Ene’l-Hakk sözünden dolayı idama mahkûm olduğu herkesçe malûmdur Hallâc’ın ama ‘Ene’l-Hakk’ sözünü nerede ve nasıl sarf ettiği hususunda çeşitli rivayetler vardır. Hatta sanılanın aksine, derisi yüzülmek sûretiyle idam edildiğini iddia edenler bile bulunmakta. Hallâc’a dair kerametler, başta Tezkiretü’l-Evliyâ, Nefahâtü’l-Üns gibi birçok kıymetli kitapta zikredilir. İşte o rivayetlerden bazıları ve birkaç beyit:
*
Şiblî, (darağacında bulunan) Hallâc’ın karşısında durdu ve seslendi: ‘Biz, elâlemin işine karışmayı sana yasaklamamış mıydık? (Hicr, 15/70), dedi. (Hz. Lût’a kavmi işkence edip acı çektirirken böyle demişlerdi. Ey Hallâc! Senin halin onunkine ne kadar da çok benziyor.)
Sonra Şiblî sordu:
-Tasavvuf nedir, ya Hallâc?
-En aşağı mertebesi şu gördüğün manzara! (İdam)

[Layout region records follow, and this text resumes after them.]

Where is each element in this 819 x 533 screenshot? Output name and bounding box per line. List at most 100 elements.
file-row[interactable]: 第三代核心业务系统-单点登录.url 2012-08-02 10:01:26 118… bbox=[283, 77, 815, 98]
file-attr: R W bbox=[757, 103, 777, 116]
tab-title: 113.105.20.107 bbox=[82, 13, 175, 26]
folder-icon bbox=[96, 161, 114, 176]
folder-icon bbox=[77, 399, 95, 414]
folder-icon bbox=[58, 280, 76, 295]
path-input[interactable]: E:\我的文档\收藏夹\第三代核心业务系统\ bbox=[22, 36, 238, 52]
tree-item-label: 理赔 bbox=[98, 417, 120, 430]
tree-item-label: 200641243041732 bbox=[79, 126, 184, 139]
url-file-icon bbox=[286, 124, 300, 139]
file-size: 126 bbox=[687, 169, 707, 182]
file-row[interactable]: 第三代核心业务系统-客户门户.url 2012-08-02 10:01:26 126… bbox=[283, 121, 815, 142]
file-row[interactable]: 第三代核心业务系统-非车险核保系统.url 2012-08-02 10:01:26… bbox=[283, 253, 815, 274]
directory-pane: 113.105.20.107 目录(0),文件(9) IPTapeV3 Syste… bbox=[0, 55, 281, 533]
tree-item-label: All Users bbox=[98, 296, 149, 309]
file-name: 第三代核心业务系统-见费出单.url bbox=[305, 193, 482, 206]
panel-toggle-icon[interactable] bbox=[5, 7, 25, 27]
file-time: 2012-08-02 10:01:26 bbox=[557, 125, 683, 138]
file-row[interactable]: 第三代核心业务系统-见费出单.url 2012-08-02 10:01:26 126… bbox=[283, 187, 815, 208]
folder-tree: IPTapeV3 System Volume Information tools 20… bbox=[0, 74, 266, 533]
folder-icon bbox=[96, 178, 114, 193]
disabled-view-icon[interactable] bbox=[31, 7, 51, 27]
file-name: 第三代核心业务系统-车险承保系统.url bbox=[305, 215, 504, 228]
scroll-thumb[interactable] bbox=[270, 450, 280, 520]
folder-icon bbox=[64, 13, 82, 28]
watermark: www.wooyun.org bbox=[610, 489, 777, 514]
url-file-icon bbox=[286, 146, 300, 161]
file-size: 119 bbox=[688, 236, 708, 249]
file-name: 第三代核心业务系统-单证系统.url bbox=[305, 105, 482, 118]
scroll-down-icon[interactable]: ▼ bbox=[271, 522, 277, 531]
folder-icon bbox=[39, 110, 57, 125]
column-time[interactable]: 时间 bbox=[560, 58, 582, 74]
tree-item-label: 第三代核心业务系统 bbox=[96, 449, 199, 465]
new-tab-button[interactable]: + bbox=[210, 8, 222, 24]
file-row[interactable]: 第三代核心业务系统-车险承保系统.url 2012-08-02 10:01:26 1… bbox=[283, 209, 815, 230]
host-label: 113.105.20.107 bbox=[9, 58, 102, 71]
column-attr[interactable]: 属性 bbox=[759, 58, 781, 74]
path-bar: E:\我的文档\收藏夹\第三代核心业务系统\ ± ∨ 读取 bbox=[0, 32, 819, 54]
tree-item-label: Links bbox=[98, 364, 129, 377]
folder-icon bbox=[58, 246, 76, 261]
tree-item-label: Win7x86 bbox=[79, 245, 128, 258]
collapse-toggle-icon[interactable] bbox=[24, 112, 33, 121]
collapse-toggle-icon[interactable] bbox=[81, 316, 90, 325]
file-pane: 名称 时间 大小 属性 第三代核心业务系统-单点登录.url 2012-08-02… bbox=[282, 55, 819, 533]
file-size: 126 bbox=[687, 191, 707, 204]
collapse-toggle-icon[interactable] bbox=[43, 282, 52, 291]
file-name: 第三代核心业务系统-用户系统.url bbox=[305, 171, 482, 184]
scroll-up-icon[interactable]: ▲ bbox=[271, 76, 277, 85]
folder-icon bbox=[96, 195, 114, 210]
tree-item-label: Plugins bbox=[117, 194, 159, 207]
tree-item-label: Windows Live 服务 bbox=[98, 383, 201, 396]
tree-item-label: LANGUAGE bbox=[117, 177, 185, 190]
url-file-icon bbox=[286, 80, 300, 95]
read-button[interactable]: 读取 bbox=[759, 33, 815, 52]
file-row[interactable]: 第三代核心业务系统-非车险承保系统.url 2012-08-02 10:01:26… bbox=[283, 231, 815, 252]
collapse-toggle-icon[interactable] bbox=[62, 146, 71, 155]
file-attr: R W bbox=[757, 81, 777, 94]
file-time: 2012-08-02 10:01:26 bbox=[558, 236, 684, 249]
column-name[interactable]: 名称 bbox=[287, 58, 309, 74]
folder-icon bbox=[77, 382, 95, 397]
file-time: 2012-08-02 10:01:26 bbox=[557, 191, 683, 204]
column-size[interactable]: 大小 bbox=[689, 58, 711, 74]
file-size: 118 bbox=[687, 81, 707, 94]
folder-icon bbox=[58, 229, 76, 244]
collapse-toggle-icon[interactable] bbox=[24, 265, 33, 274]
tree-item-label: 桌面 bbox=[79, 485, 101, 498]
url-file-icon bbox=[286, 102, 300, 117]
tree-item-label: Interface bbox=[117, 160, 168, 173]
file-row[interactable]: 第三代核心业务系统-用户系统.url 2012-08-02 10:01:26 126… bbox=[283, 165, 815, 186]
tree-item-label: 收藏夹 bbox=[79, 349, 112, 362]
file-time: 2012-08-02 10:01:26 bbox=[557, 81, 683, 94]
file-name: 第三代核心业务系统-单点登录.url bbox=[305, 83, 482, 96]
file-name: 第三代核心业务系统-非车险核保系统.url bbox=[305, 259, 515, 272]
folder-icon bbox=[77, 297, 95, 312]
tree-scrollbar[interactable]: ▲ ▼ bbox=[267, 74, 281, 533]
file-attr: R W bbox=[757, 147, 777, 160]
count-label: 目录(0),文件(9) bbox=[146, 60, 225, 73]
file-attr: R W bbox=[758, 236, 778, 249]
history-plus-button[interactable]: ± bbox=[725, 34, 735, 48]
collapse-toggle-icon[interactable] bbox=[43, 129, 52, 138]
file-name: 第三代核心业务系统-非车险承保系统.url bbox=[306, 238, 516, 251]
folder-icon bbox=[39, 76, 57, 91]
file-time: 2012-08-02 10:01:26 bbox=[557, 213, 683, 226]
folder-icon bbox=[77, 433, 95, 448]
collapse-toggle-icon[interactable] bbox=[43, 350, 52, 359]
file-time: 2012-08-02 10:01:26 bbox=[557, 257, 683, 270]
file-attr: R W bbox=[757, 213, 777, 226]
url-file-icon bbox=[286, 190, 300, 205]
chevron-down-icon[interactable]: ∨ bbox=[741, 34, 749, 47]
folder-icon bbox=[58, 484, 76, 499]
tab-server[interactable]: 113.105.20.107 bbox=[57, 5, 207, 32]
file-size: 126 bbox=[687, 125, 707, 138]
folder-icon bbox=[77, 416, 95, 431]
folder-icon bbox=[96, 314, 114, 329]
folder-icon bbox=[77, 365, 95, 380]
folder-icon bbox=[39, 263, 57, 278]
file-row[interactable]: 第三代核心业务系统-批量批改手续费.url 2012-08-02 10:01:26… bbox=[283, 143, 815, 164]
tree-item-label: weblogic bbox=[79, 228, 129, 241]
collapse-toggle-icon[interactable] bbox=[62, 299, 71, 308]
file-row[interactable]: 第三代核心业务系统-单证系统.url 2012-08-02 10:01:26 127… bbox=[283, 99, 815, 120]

-En yüksek derecesi hangisidir?
-Senin için mümkün değil!
Herkes ona recm taşı attı. Şiblî de (şer’î fetvaya) muvafakat etmiş olmak için bir gül atınca, Hüseyin b. Mansur bir ‘âh’ çekti. ‘Sana atılan bunca taşlardan hiçbirine niçin ‘âh’ etmedin? Atılan bir güle âh etmendeki sır nedir?’ dediler. Şunun için dedi: ‘Onlar bilmiyorlar, onun için de mazûrdurlar. Onun yaptığı gücüme gitti. Zira o biliyor, bunu yapmamalıydı.’
*
Bütün uzuvları teker teker kesilirken Hallâc, yüzünün ve kollarını kana boyar. ‘Niçin böyle yaptın?’ diyenlere ‘Çünkü’ der, ‘Çok kan kaybettim, biliyorum ki, yüzüm sararacak, beti benzi attı sanacaksınız, yüzümü kana buladım, tâ ki size karşı kıpkırmızı yüzlü olayım.’ ‘Diyelim ki yüzünün bunun için al kan ettin. Peki kollarını neden kana buladın?’ dediklerinde, çünkü, der:
-Abdest alıyorum!
-Ne abdesti?
-Aşkına kılınan iki rekat namazın abdesti ve ancak kanla alınırsa sahih olur.’
*
Hallâc’ın kesilen bütün uzuvlarından, yakıldıktan sonra da külünden ‘Ene’l-Hakk’ nidasının geldiği rivayet edilir. Hallâc, katledilmeden önce hizmetçiye: ‘Benim külümü Dicle’ye attıklarında, su kuvvetle coşacak, öyle ki, suda garkolma korkusu Bağdat’ı saracak, o saatte hırkamı Dicle kenarına götür ki, su sakinleşsin:’ demişti.
*
Bir zaman, Hüseyin Mansûr Cüneyd’in kapısını çalar. Cüneyd içeriden seslenir:
-Kimsin?
-Hakk!
-Hakk değilsin. Belki Hakk ilesin. Hangi ağacı ifsad edersin? (Hangi darağacı seninle cenk eder?)